Et puis ce fut la MST et après le service militaire. L’occasion me fut donnée de poursuivre (je n’y songeais pas, je me suis fait un peu forcer la main). Enchainer sur une thèse me paraissait aussi très long, difficile à concevoir… alors que ce fut finalement presque « facile ». Il fallut le sujet. Contrairement aux usages, c’est moi à 99 % qui avais proposé et rédigé le sujet de thèse. Il fallut aussi trouver le financement et, le plus délicat, la structure d’accueil (pour ne pas dire le laboratoire), etc. C’est bien ça qui a finalement été le plus difficile et long à mettre en place. Je n’y serai pas arrivé sans la complicité de mon directeur de thèse et du président de l’université avec lequel j’échangeais directement et qui m’a sauvé la mise. J’ai dû m’accrocher, certes et insister, mais ça a payé. Je me demande vraiment si au final, je me serais engagé pour une thèse dont je n’aurais pas moi-même défini le sujet ? Enfin, la question ne se pose pas puisque cela s’est passé autrement.

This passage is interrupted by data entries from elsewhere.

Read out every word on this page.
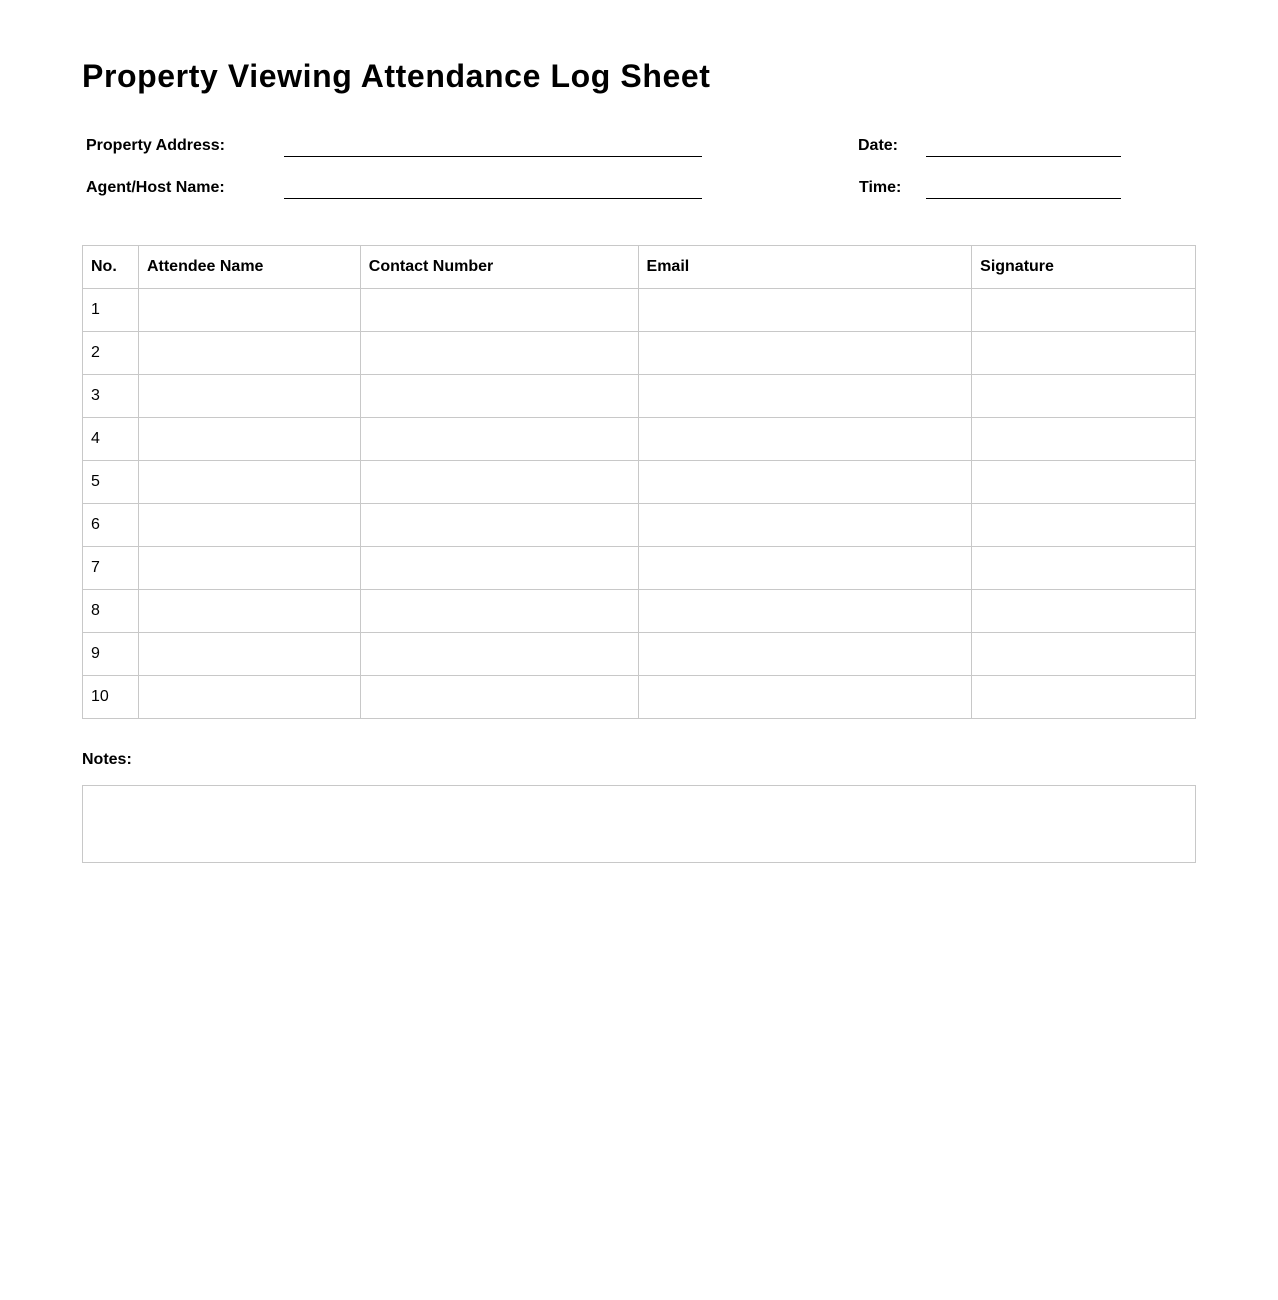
Property Viewing Attendance Log Sheet
Property Address:	Date:
Agent/Host Name:	Time:
No.	Attendee Name	Contact Number	Email	Signature
1				
2				
3				
4				
5				
6				
7				
8				
9				
10				
Notes:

Les premiers mois de mon travail de thèse avaient notamment consisté à faire de la bibliographie et je dois dire que je n’avais pas été énormément aidé à ce niveau. Certes, ma codirectrice de thèse m’avait bien orienté du côté des forêts (alluviales), mais pas grand-chose au sujet des autres végétations, notamment aquatiques (je n’ai pu récupérer des choses modernes que tardivement auprès de l’un de mes rapporteurs de thèse). D’une manière générale, ma thèse pèche par un relatif manque de références bibliographiques internationales, ce qui a été (vite) dit en soutenance et j’en suis pleinement d’accord. J’ai souffert d’une forme d’isolement et d’un mauvais accès à la littérature scientifique internationale. Cela dit, n’exagérons pas, il y a de la matière… et parfois, il ne faut pas aller chercher sur les rives du Mississipi, du Congo, du Yang-Tsé-Kiang ou de l’Amazone, quand on a de la matière sur le Rhône, le Rhin et quelques bricoles sur la Loire…

Je ne vais bien sûr pas parler du fond de ma thèse, puisqu’il suffit de la lire (sur la HAL science ouverte – thèses en ligne) et je pense vraiment qu’elle est relativement accessible, blague à part. En revanche, quelques anecdotes.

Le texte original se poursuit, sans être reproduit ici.